Staffers for Pyramida in the western city of Stryisk were threatened in March after the newspaper published articles about the finances of the opposition Party of Regions and the criminal record of one of the party’s local candidates, according to the news Web site Obkom.

Pyramida Editor-in-Chief Vasily Deinega told CPJ that staffers received several anonymous threatening telephone calls. Threatening statements were also made in fliers and Web postings, he said. The Party of Regions sought a court order to close Pyramida on March 3, but the motion was rejected.

MARCH 10, 2006
Irina Ovsy, Sotsialisticheskaya KharkovshchinaATTACKED

Two unidentified men attacked Ovsy, editor of Sotsialisticheskaya Kharkovshchina, weekly newspaper of the For Union political coalition, at the entrance to her apartment building, according to local press reports. Ovsy was leaving for work at around 10 a.m. when the assailants pushed her against a wall, told her to stop publishing the newspaper, and threatened to hurt the editor and her family.

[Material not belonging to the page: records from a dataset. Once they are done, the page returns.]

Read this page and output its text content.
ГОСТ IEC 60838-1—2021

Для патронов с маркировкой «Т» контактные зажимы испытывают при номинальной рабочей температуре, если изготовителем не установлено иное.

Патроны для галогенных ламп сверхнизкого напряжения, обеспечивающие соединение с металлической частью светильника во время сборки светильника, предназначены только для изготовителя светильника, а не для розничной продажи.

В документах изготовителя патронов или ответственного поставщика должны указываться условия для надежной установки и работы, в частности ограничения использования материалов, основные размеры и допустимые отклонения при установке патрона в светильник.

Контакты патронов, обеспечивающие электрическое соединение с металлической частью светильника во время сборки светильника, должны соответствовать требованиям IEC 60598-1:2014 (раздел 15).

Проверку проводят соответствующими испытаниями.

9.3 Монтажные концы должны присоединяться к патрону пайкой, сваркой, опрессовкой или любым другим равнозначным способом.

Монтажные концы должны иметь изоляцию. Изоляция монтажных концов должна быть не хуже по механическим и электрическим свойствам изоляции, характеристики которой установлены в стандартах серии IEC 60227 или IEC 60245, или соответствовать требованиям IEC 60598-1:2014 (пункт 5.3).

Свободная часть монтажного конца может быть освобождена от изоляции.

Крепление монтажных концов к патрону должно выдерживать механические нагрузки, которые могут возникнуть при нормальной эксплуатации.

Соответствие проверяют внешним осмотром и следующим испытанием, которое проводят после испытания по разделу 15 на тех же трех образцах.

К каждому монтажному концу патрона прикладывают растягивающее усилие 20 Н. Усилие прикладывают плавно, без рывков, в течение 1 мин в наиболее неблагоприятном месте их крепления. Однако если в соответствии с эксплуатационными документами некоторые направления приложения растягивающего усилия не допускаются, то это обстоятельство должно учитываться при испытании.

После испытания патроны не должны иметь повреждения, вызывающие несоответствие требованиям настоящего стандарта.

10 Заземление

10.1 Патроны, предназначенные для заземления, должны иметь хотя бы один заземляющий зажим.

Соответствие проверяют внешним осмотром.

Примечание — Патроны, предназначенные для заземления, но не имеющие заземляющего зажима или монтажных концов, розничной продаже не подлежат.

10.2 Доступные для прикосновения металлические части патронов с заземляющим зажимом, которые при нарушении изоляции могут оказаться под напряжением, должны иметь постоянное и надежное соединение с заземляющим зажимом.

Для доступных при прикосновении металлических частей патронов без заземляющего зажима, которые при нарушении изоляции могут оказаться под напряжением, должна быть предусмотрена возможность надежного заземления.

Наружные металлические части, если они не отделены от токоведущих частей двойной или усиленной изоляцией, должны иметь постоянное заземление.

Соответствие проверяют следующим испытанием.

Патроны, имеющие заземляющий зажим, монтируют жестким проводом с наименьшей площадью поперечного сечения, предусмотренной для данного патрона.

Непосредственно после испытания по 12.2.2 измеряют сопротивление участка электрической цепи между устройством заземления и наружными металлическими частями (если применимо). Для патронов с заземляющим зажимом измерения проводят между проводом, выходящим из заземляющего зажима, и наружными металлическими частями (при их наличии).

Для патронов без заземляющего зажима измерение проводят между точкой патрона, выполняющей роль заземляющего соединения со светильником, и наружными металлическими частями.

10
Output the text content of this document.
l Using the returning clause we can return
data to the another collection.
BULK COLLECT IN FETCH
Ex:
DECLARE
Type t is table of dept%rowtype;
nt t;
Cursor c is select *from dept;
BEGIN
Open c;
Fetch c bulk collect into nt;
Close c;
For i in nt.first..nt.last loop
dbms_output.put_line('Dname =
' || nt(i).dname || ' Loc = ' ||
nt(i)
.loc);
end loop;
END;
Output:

Ovsy filed a complaint with Dzerjinsky district police in Kharkiv, according to local press reports. Vitalina Masterova, head of the For Union press department, told CPJ that police promised to investigate.

Sotsialisticheskaya Kharkovshchina reported that Osvy didn’t know the attackers but suspected that they were hired by opponents of the For Union political bloc. The editor said that she had received anonymous threats by phone and e-mail before the attack. Vadim Goncharov, the head of local For Union branch, told reporters that Ovsy would take a leave.

Vladimir Goshovsky, For Union leader and the head of Social Ukraine party, sent a formal request for help to the Kharkiv region’s Interior Affairs Department on March 13, according to press reports.

MARCH 15, 2006
Natalya Bogomolova, KRTATTACKED

Two unidentified men in the eastern city of Donetsk attacked Natalya Bogomolova, a journalist with the opposition television channel KRT, according to local press reports. Bogomolova was on her way home from work that night when attackers came up from behind, hit her on the head, kicked her several times, and left the scene. The attackers also took her purse, which contained documents and notes.

The attack came after Bogomolova had criticized the central government in Kyiv for public health policies, unpaid salaries, and rights abuses. KRT Director Ramil Zamdykhanov told CPJ that Bogomolova filed a complaint with the police, who opened a criminal case.

MARCH 16, 2006

Privat TV DneprCENSORED

The Babushkinsky civil district court in the eastern city of Dnepropetrovsk suspended the broadcasting license of Privat TV Dnepr from March 16 until the end of the March 26 parliamentary election campaign, according to local press reports.

The court shuttered that television station in retaliation for a February 26 broadcast in which political talk show host Boris Filatov criticized the Veche political party and called it a “disposable product,” the Ukrainian Web news site Okbom reported.

Veche leader Inna Boguslavskaya filed a civil lawsuit against Privat TV Dnepr on March 2, seeking the closing of the television company until March 26. The suit claimed the broadcaster violated the media provision of a restrictive election law passed in July, according to local press reports.